One of the most powerful things about this book is how Chris uses a variety of both explicit and subtle tactics to illuminate the problem which, at its most fundamental level, is the power imbalance inherent in heterosexuality. “I’ve set myself the problem of solving heterosexuality,” she writes. When I think about this book the first non sex thing I remember is her description of an art-world party that Chris attended as her husband’s plus one – her name, like most of the female guests’ names, not even on the invite list. Late in the evening of this party, the playlist turns to disco and Chris realizes that those songs—Upside Down, Shame!, Le Freak, et cetera—were
“the songs that played in topless clubs and bars in the late 70s while these men were getting famous. While me and all my friends, the girls, were paying for our rent and shows and exploring “issues of our sexuality” by shaking to them all night long in topless bars.”
These are the conditions. Why wouldn’t women want revenge? And why wouldn’t they also, simultaneously, want love?
I was in the car most of Monday and I wanted to write an email responding to the woman who’d emailed me the blog post. At one point I was just going to write a list of the other things the blog post reminded me of:
I stopped typing and started having a conversation about the blog post with my boyfriend. He said he’d liked the part where the narrator had explained that, while she was disturbed by the revelation that the Internet writer had a girlfriend – because that meant he wasn’t the pure ethical person she’d perceived him to be via reading his literary criticism (which, !) –she was flattered and aroused that he was overcoming his principles in order to be with her.
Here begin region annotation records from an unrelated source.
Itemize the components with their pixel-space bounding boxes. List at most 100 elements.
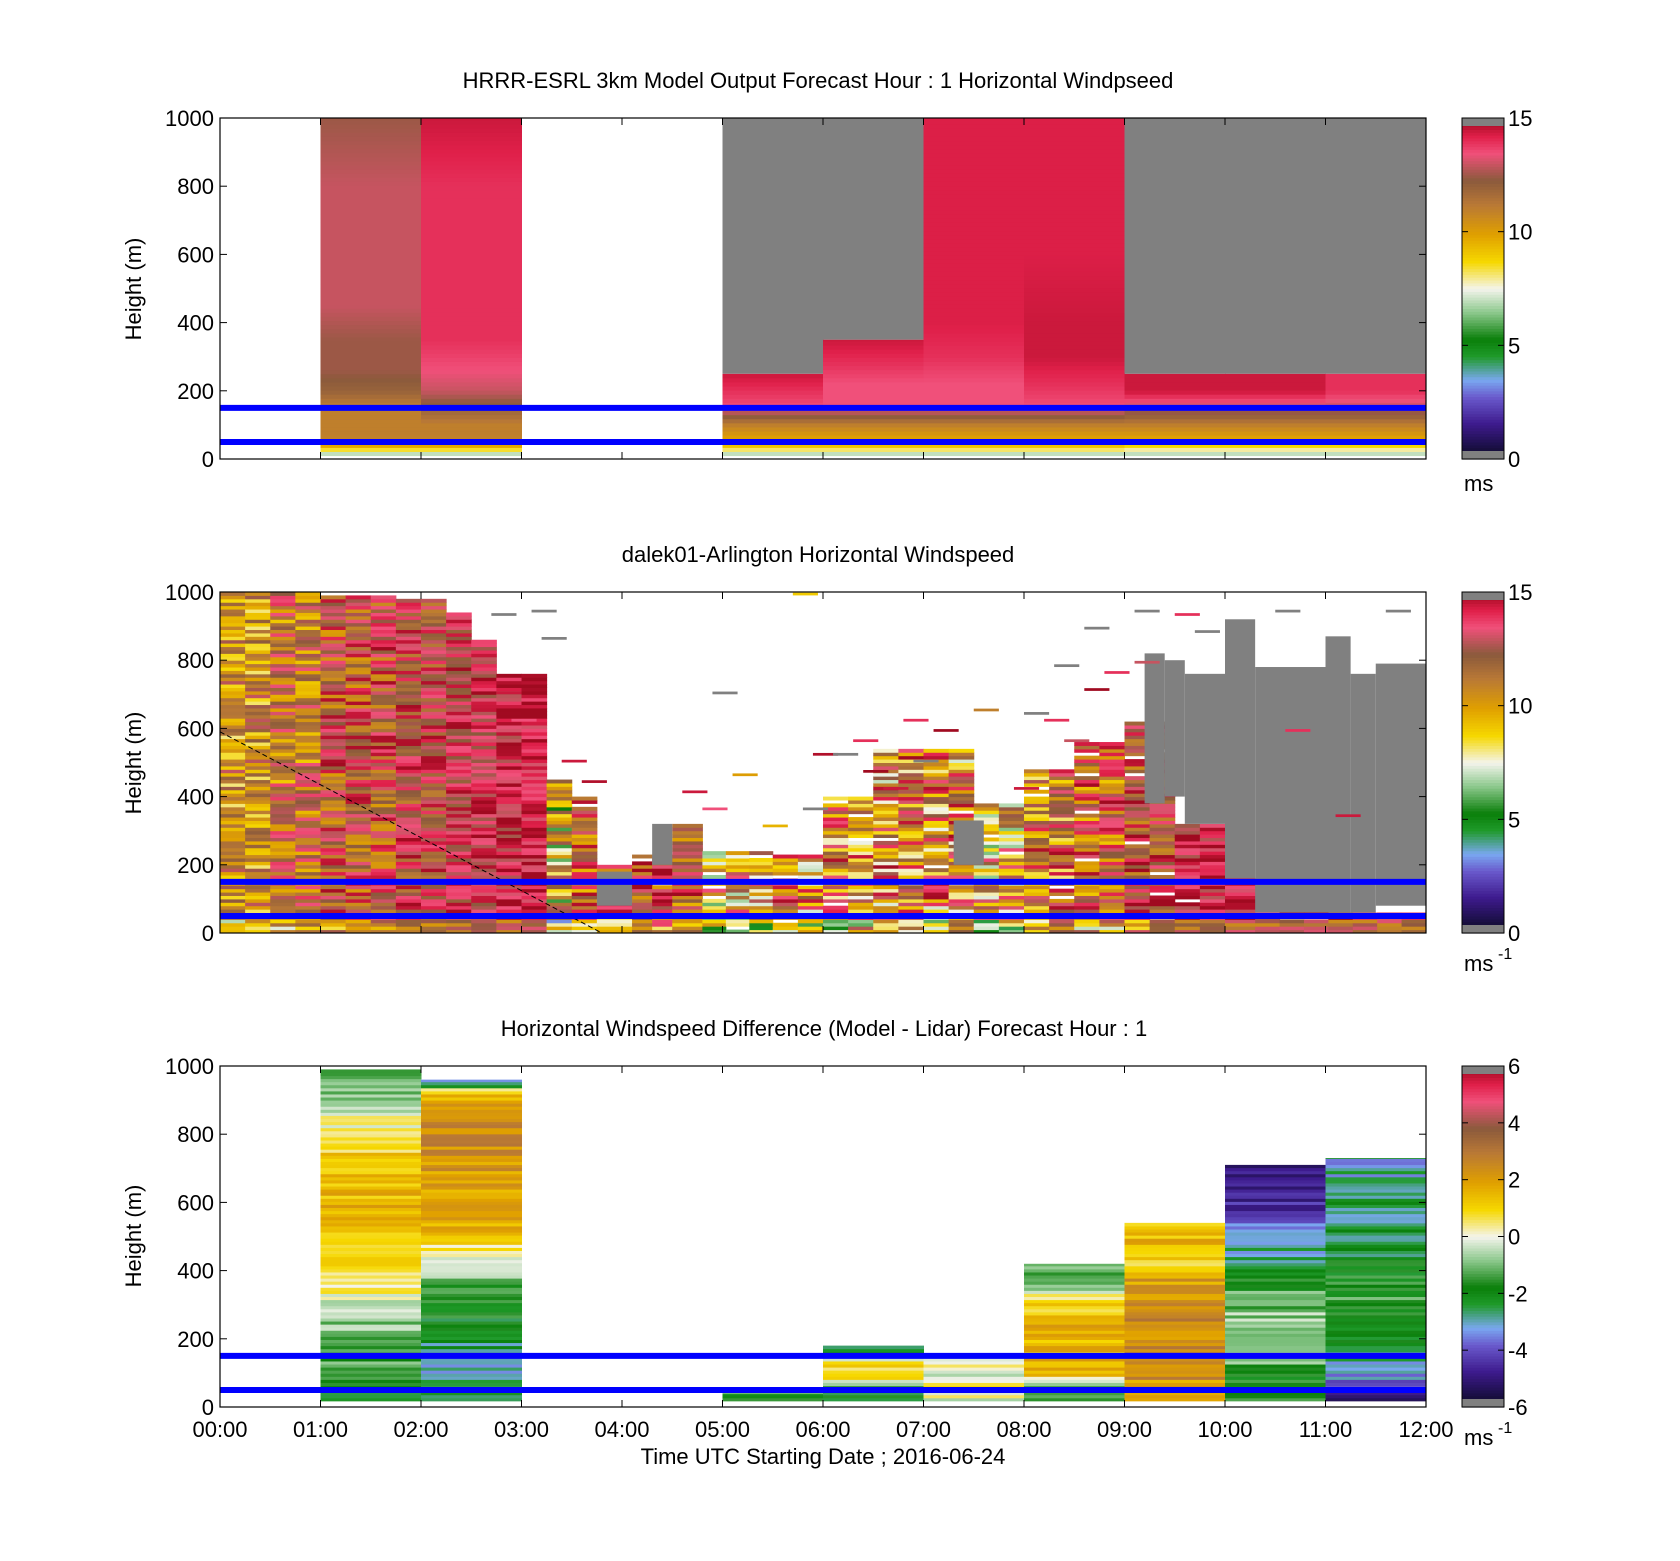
lidar-cell xyxy=(571,926,598,931)
lidar-cell xyxy=(1049,868,1075,873)
lidar-cell xyxy=(421,776,447,781)
lidar-cell xyxy=(320,615,347,620)
colorbar-swatch xyxy=(1462,1370,1504,1374)
difference-cell xyxy=(1225,1290,1326,1294)
lidar-cell xyxy=(521,724,548,729)
lidar-cell xyxy=(521,806,548,811)
model-cell xyxy=(320,156,422,162)
lidar-cell xyxy=(596,929,633,934)
lidar-cell xyxy=(1099,755,1125,760)
lidar-cell xyxy=(1225,905,1256,910)
lidar-cell xyxy=(772,909,799,914)
difference-cell xyxy=(923,1397,1025,1402)
lidar-cell xyxy=(270,796,296,801)
lidar-cell xyxy=(345,605,372,610)
colorbar-swatch xyxy=(1462,1387,1504,1391)
lidar-cell xyxy=(220,622,246,627)
difference-cell xyxy=(1225,1336,1326,1340)
lidar-cell xyxy=(421,728,447,733)
lidar-cell xyxy=(245,701,271,706)
lidar-cell xyxy=(998,813,1025,818)
difference-cell xyxy=(1325,1314,1427,1319)
lidar-cell xyxy=(220,782,246,787)
lidar-cell xyxy=(1124,926,1151,931)
colorbar-swatch xyxy=(1462,1111,1504,1115)
lidar-cell xyxy=(270,701,296,706)
lidar-cell xyxy=(446,796,472,801)
lidar-cell xyxy=(320,837,347,842)
difference-cell xyxy=(1325,1370,1427,1374)
lidar-cell xyxy=(395,704,422,709)
lidar-cell xyxy=(245,742,271,746)
lidar-cell xyxy=(446,776,472,781)
model-cell xyxy=(923,193,1025,199)
lidar-cell xyxy=(632,854,653,859)
lidar-cell xyxy=(898,779,924,784)
lidar-cell xyxy=(245,735,271,740)
difference-cell xyxy=(421,1321,522,1325)
colorbar-swatch xyxy=(1462,1250,1504,1255)
lidar-cell xyxy=(948,905,975,910)
lidar-cell xyxy=(295,718,321,723)
lidar-cell xyxy=(797,892,824,896)
lidar-cell xyxy=(873,755,899,760)
lidar-cell xyxy=(948,892,975,896)
lidar-cell xyxy=(632,895,653,900)
lidar-cell xyxy=(898,892,924,896)
lidar-cell xyxy=(823,827,849,832)
colorbar-swatch xyxy=(1462,1236,1504,1240)
lidar-cell xyxy=(1174,919,1201,924)
lidar-cell xyxy=(220,718,246,723)
lidar-cell xyxy=(1328,926,1354,931)
x-tick-label: 00:00 xyxy=(192,1417,247,1442)
lidar-cell xyxy=(496,898,522,903)
lidar-cell xyxy=(471,789,497,794)
colorbar-swatch xyxy=(1462,268,1504,273)
lidar-cell xyxy=(1049,898,1075,903)
lidar-cell xyxy=(672,885,703,890)
difference-cell xyxy=(320,1207,422,1212)
lidar-cell xyxy=(725,895,750,900)
model-cell xyxy=(1024,324,1125,330)
lidar-cell xyxy=(295,769,321,774)
difference-cell xyxy=(1225,1167,1326,1172)
lidar-cell xyxy=(571,902,598,907)
lidar-cell xyxy=(295,656,321,661)
model-cell xyxy=(320,291,422,297)
model-cell xyxy=(923,336,1025,342)
lidar-cell xyxy=(1024,827,1050,832)
colorbar-swatch xyxy=(1462,1307,1504,1311)
model-cell xyxy=(421,169,522,174)
lidar-cell xyxy=(998,895,1025,900)
lidar-cell xyxy=(446,868,472,873)
lidar-cell xyxy=(220,694,246,699)
lidar-cell xyxy=(395,690,422,695)
difference-cell xyxy=(421,1210,522,1215)
lidar-cell xyxy=(270,646,296,651)
lidar-cell xyxy=(1099,769,1125,774)
model-cell xyxy=(1124,422,1226,428)
lidar-cell xyxy=(797,854,824,859)
lidar-cell xyxy=(749,857,774,862)
lidar-cell xyxy=(395,684,422,688)
lidar-cell xyxy=(220,684,246,688)
lidar-cell xyxy=(345,701,372,706)
lidar-cell xyxy=(245,670,271,675)
difference-cell xyxy=(923,1357,1025,1362)
colorbar-swatch xyxy=(1462,362,1504,366)
colorbar-over xyxy=(1462,592,1504,600)
colorbar-swatch xyxy=(1462,688,1504,693)
lidar-cell xyxy=(345,892,372,896)
difference-cell xyxy=(320,1238,422,1242)
lidar-cell xyxy=(546,854,573,859)
colorbar-swatch xyxy=(1462,1173,1504,1178)
colorbar-swatch xyxy=(1462,228,1504,233)
difference-cell xyxy=(1225,1296,1326,1301)
lidar-cell xyxy=(1074,779,1100,784)
lidar-cell xyxy=(320,864,347,869)
lidar-cell xyxy=(1124,748,1151,753)
lidar-cell xyxy=(295,724,321,729)
lidar-cell xyxy=(772,888,799,893)
lidar-cell xyxy=(848,830,874,835)
lidar-cell xyxy=(320,636,347,641)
Keith said, “It’s like he can do no wrong. I thought that was nice.”
I surprised myself by turning to him and shouting. “It’s a SLAVE MENTALITY. IT’S A SLAVE MENTALITY!!!”
I tried to explain what I meant.
I talked about how Ellen Willis had a theory that women didn’t know what their true sexuality was like, because they’d been conditioned to develop fantasies that enable them to act in a way that conforms to what men want from them, or what they think men want from them. And I thought about how Eileen Myles described the difference between having sex with men and having sex with women, how having sex with men was more about forcing yourself into what their idea of what sex was supposed to be. I told him that in my experience men do not often become suddenly charmed or intrigued by aspects of women that they have also perceived as off-putting or scary. Men, heterosexual men, don’t tend to make excuses for women and find reasons to admire them despite and even slightly because of their faults, unless their faults are cute little hole-in-the-stocking faults. Whereas women, heterosexual women, are capable of finding being ignored, being alternately worshiped and insulted, not to mention male pattern baldness, not just tolerable but erotic.
People might say, you know, what about this guy’s right to privacy, his right not to be written about. Or maybe they would think it was okay for him to write about what the experience was like from his perspective. Do you feel bad for him, in all his bald vulnerability? Maybe a little. But mostly you feel bad for women, who are in this and cannot escape and especially can’t escape themselves. At least they can describe their situation and I guess that’s what part of what I like, when people do that.